Tudo no computador. Meu caderninho de rascunhos fica na cabeça! Mesmo as anotações que faço – quando faço – ficam em formato digital. No momento, tem um arquivo do Bloco de Notas na minha área de trabalho com uma linha do tempo aproximada para o livro que estou escrevendo. Considero imensamente mais fácil acessar e editar essas informações na tela. O que reservo para o papel é o que não consigo fazer no computador: desenhar. Nunca tive talento algum para confecção ou edição de imagens digitais – eis aí um motivo (dentre muitos!) para eu ter desistido da faculdade de arquitetura, no passado longínquo… Mas, mesmo no papel, minhas habilidades artísticas ficam muito aquém do desejável. A única coisa que sei desenhar com alguma destreza são mapas, algo essencial para a criação de mundos fantásticos!
De onde vêm suas ideias? Há um conjunto de hábitos que você cultiva para se manter criativo?

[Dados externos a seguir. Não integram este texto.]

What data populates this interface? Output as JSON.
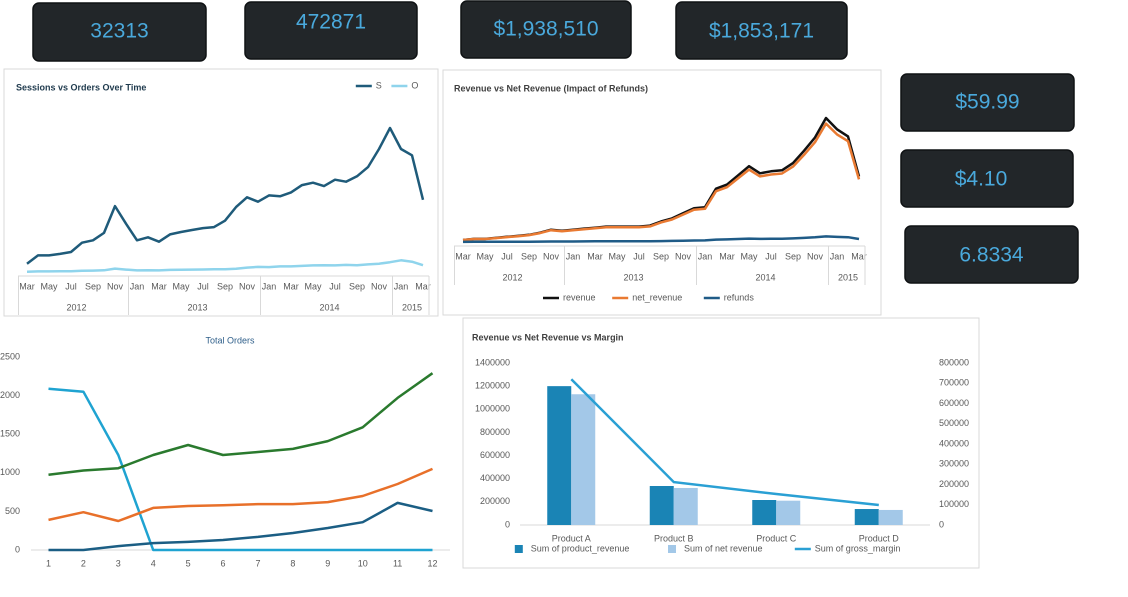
{
  "kpis": [
    "32313",
    "472871",
    "$1,938,510",
    "$1,853,171",
    "$59.99",
    "$4.10",
    "6.8334"
  ],
  "chart_data": [
    {
      "type": "line",
      "title": "Sessions vs Orders Over Time",
      "legend": "top-right",
      "categories": [
        "Mar",
        null,
        "May",
        null,
        "Jul",
        null,
        "Sep",
        null,
        "Nov",
        null,
        "Jan",
        null,
        "Mar",
        null,
        "May",
        null,
        "Jul",
        null,
        "Sep",
        null,
        "Nov",
        null,
        "Jan",
        null,
        "Mar",
        null,
        "May",
        null,
        "Jul",
        null,
        "Sep",
        null,
        "Nov",
        null,
        "Jan",
        null,
        "Mar"
      ],
      "category_groups": [
        "2012",
        null,
        null,
        null,
        null,
        null,
        null,
        null,
        null,
        null,
        "2013",
        null,
        null,
        null,
        null,
        null,
        null,
        null,
        null,
        null,
        null,
        null,
        "2014",
        null,
        null,
        null,
        null,
        null,
        null,
        null,
        null,
        null,
        null,
        null,
        "2015",
        null,
        null
      ],
      "series": [
        {
          "name": "S",
          "color": "#1f5b7a",
          "values": [
            1700,
            3400,
            3400,
            3700,
            4100,
            6000,
            6500,
            8000,
            13500,
            9900,
            6500,
            7100,
            6200,
            7700,
            8200,
            8600,
            9000,
            9200,
            10500,
            13300,
            15300,
            14400,
            15700,
            15500,
            16300,
            17800,
            18300,
            17600,
            18900,
            18500,
            19600,
            21500,
            25200,
            29500,
            25200,
            23900,
            14800
          ]
        },
        {
          "name": "O",
          "color": "#8fd4ec",
          "values": [
            60,
            120,
            130,
            150,
            170,
            250,
            280,
            350,
            700,
            500,
            330,
            360,
            320,
            420,
            480,
            490,
            520,
            560,
            580,
            650,
            900,
            1050,
            1000,
            1150,
            1150,
            1250,
            1350,
            1400,
            1350,
            1450,
            1400,
            1550,
            1700,
            2000,
            2400,
            2100,
            1400
          ]
        }
      ]
    },
    {
      "type": "line",
      "title": "Revenue vs Net Revenue (Impact of Refunds)",
      "legend": "bottom",
      "categories": [
        "Mar",
        null,
        "May",
        null,
        "Jul",
        null,
        "Sep",
        null,
        "Nov",
        null,
        "Jan",
        null,
        "Mar",
        null,
        "May",
        null,
        "Jul",
        null,
        "Sep",
        null,
        "Nov",
        null,
        "Jan",
        null,
        "Mar",
        null,
        "May",
        null,
        "Jul",
        null,
        "Sep",
        null,
        "Nov",
        null,
        "Jan",
        null,
        "Mar"
      ],
      "category_groups": [
        "2012",
        null,
        null,
        null,
        null,
        null,
        null,
        null,
        null,
        null,
        "2013",
        null,
        null,
        null,
        null,
        null,
        null,
        null,
        null,
        null,
        null,
        null,
        "2014",
        null,
        null,
        null,
        null,
        null,
        null,
        null,
        null,
        null,
        null,
        null,
        "2015",
        null,
        null
      ],
      "series": [
        {
          "name": "revenue",
          "color": "#111111",
          "values": [
            2700,
            4100,
            4100,
            5400,
            6800,
            8100,
            9500,
            12200,
            16200,
            14900,
            16200,
            17600,
            18900,
            20300,
            20300,
            20300,
            20300,
            21600,
            27000,
            31100,
            37800,
            44600,
            45900,
            70200,
            75600,
            87800,
            99900,
            90500,
            93200,
            94500,
            104000,
            120200,
            137700,
            163400,
            148500,
            139100,
            86400
          ]
        },
        {
          "name": "net_revenue",
          "color": "#e97a32",
          "values": [
            2600,
            3900,
            3900,
            5200,
            6500,
            7700,
            9100,
            11700,
            15500,
            14200,
            15500,
            16800,
            18000,
            19400,
            19400,
            19400,
            19400,
            20600,
            25800,
            29700,
            36100,
            42600,
            43800,
            67000,
            72200,
            83800,
            95400,
            86400,
            89000,
            90200,
            99300,
            114800,
            131500,
            156000,
            141800,
            132800,
            82500
          ]
        },
        {
          "name": "refunds",
          "color": "#1f5b87",
          "values": [
            100,
            200,
            200,
            200,
            300,
            400,
            400,
            500,
            700,
            700,
            700,
            800,
            900,
            900,
            900,
            900,
            900,
            1000,
            1200,
            1400,
            1700,
            2000,
            2100,
            3200,
            3400,
            4000,
            4500,
            4100,
            4200,
            4300,
            4700,
            5400,
            6200,
            7400,
            6700,
            6300,
            3900
          ]
        }
      ]
    },
    {
      "type": "line",
      "title": "Total Orders",
      "x": [
        1,
        2,
        3,
        4,
        5,
        6,
        7,
        8,
        9,
        10,
        11,
        12
      ],
      "xlim": [
        0.5,
        12.5
      ],
      "xticks": [
        1,
        2,
        3,
        4,
        5,
        6,
        7,
        8,
        9,
        10,
        11,
        12
      ],
      "ylim": [
        0,
        2500
      ],
      "yticks": [
        0,
        500,
        1000,
        1500,
        2000,
        2500
      ],
      "series": [
        {
          "color": "#1fa3d1",
          "values": [
            2090,
            2050,
            1230,
            0,
            0,
            0,
            0,
            0,
            0,
            0,
            0,
            0
          ]
        },
        {
          "color": "#2a7a2e",
          "values": [
            975,
            1030,
            1060,
            1230,
            1360,
            1230,
            1270,
            1310,
            1410,
            1590,
            1970,
            2290
          ]
        },
        {
          "color": "#e8702a",
          "values": [
            390,
            490,
            375,
            545,
            570,
            580,
            595,
            595,
            620,
            700,
            855,
            1050
          ]
        },
        {
          "color": "#1b5e84",
          "values": [
            0,
            0,
            50,
            90,
            105,
            130,
            170,
            220,
            285,
            360,
            610,
            505
          ]
        }
      ]
    },
    {
      "type": "combo",
      "title": "Revenue vs Net Revenue vs Margin",
      "legend": "bottom",
      "categories": [
        "Product A",
        "Product B",
        "Product C",
        "Product D"
      ],
      "ylim": [
        0,
        1400000
      ],
      "yticks": [
        0,
        200000,
        400000,
        600000,
        800000,
        1000000,
        1200000,
        1400000
      ],
      "y2lim": [
        0,
        800000
      ],
      "y2ticks": [
        0,
        100000,
        200000,
        300000,
        400000,
        500000,
        600000,
        700000,
        800000
      ],
      "series": [
        {
          "name": "Sum of product_revenue",
          "kind": "bar",
          "color": "#1a84b5",
          "values": [
            1200000,
            337000,
            216000,
            138000
          ]
        },
        {
          "name": "Sum of net revenue",
          "kind": "bar",
          "color": "#a3c8e8",
          "values": [
            1130000,
            320000,
            210000,
            130000
          ]
        },
        {
          "name": "Sum of gross_margin",
          "kind": "line",
          "axis": "y2",
          "color": "#2aa0d4",
          "values": [
            720000,
            212000,
            153000,
            99000
          ]
        }
      ]
    }
  ]
}
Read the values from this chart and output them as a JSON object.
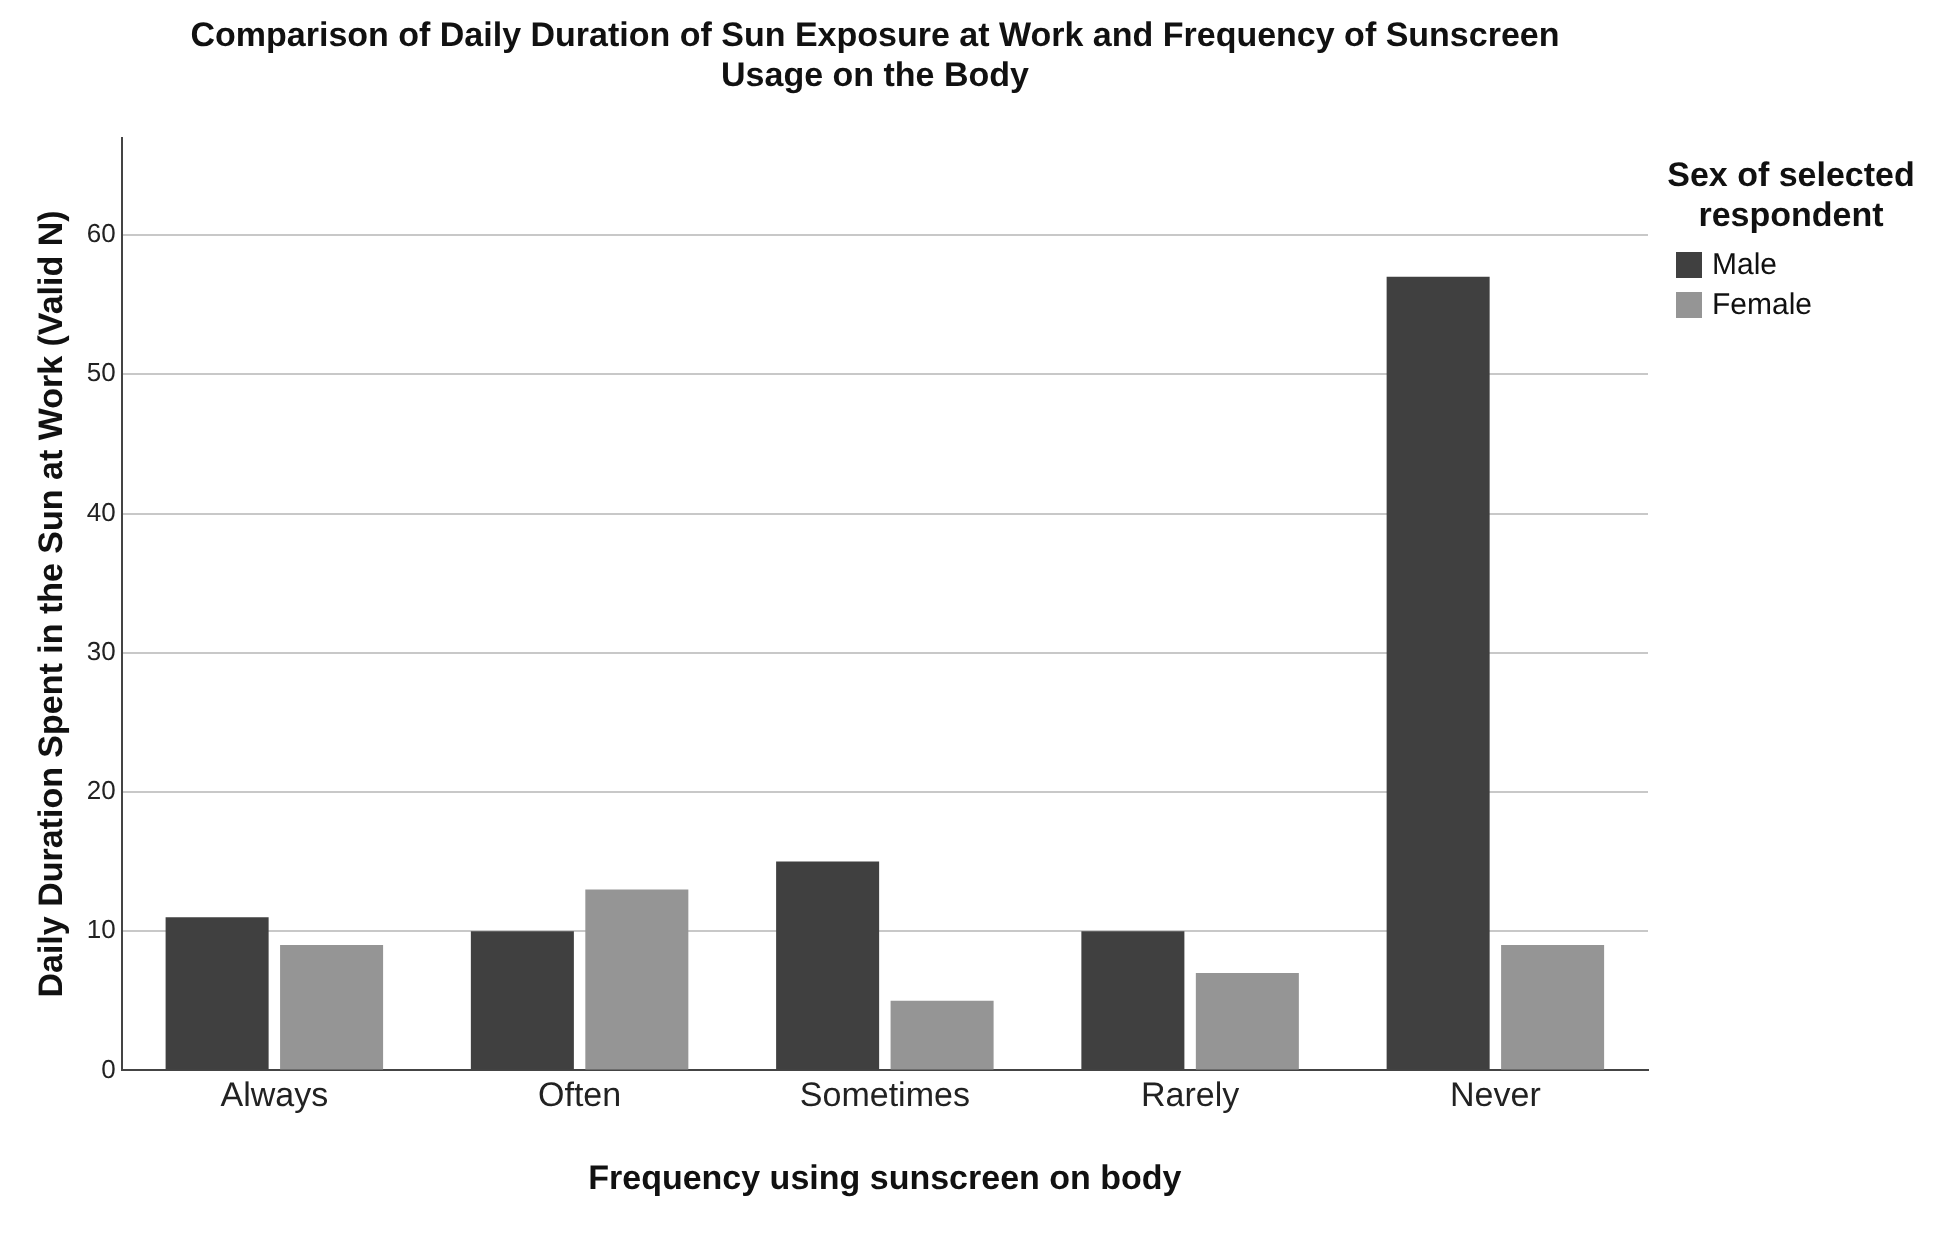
{
  "chart_data": {
    "type": "bar",
    "title": "Comparison of Daily Duration of Sun Exposure at Work and Frequency of Sunscreen Usage on the Body",
    "xlabel": "Frequency using sunscreen on body",
    "ylabel": "Daily Duration Spent in the Sun at Work (Valid N)",
    "legend_title": "Sex of selected respondent",
    "categories": [
      "Always",
      "Often",
      "Sometimes",
      "Rarely",
      "Never"
    ],
    "series": [
      {
        "name": "Male",
        "color": "#404040",
        "values": [
          11,
          10,
          15,
          10,
          57
        ]
      },
      {
        "name": "Female",
        "color": "#959595",
        "values": [
          9,
          13,
          5,
          7,
          9
        ]
      }
    ],
    "ylim": [
      0,
      67
    ],
    "yticks": [
      0,
      10,
      20,
      30,
      40,
      50,
      60
    ],
    "grid": "y",
    "legend": "top right"
  }
}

Minhas ideias vêm de todos os lugares. Podem vir de outras obras literárias, podem vir de obras cinematográficas, de séries, de seriados de animação japonesa, de videogames, de músicas que ouço. O meu grande hábito para me manter criativo é não parar: sempre ter algo para ler, algo para jogar, algo para ouvir. Isso e manter a cabeça aberta. Não acho que alguém tem, necessariamente, que consumir apenas exatamente o que escreve. Explico: há quem ache que um autor de romances de ficção científica deve ler apenas outros romances de ficção científica, ou, se muito, assistir a filmes e seriados do gênero. O mesmo valeria para qualquer outro gênero, como terror, fantasia, drama realista, erótico, ou qualquer outro. Discordo. Ter alguns parâmetros e convenções do gênero em que se insere é importante, sim, mas não se deve se isolar do resto do mundo. Como eu disse anteriormente, minhas ideias vêm de qualquer lugar – muitas vezes, dos mais inusitados!
O que você acha que mudou no seu processo de escrita ao longo dos anos? O que você diria a si mesmo se pudesse voltar à escrita de seus primeiros textos?
Em termos de método, pouco ou quase nada mudou. O que realmente mudou foi no estilo. Sinto que minha escrita amadureceu bastante desde que me enveredei no mundo das letras. O que não é nada surpreendente, se considerarmos que eu tinha o quê, dezenove ou vinte anos quando comecei a escrever meu primeiro romance? (Atualmente, tenho 32). Às vezes sinto que eu escreveria meu primeiro romance de maneira completamente distinta, mas isso significaria reescrever tudo que já publiquei e tenho pronto para publicar. Afinal, a revisão pode ser um processo eterno.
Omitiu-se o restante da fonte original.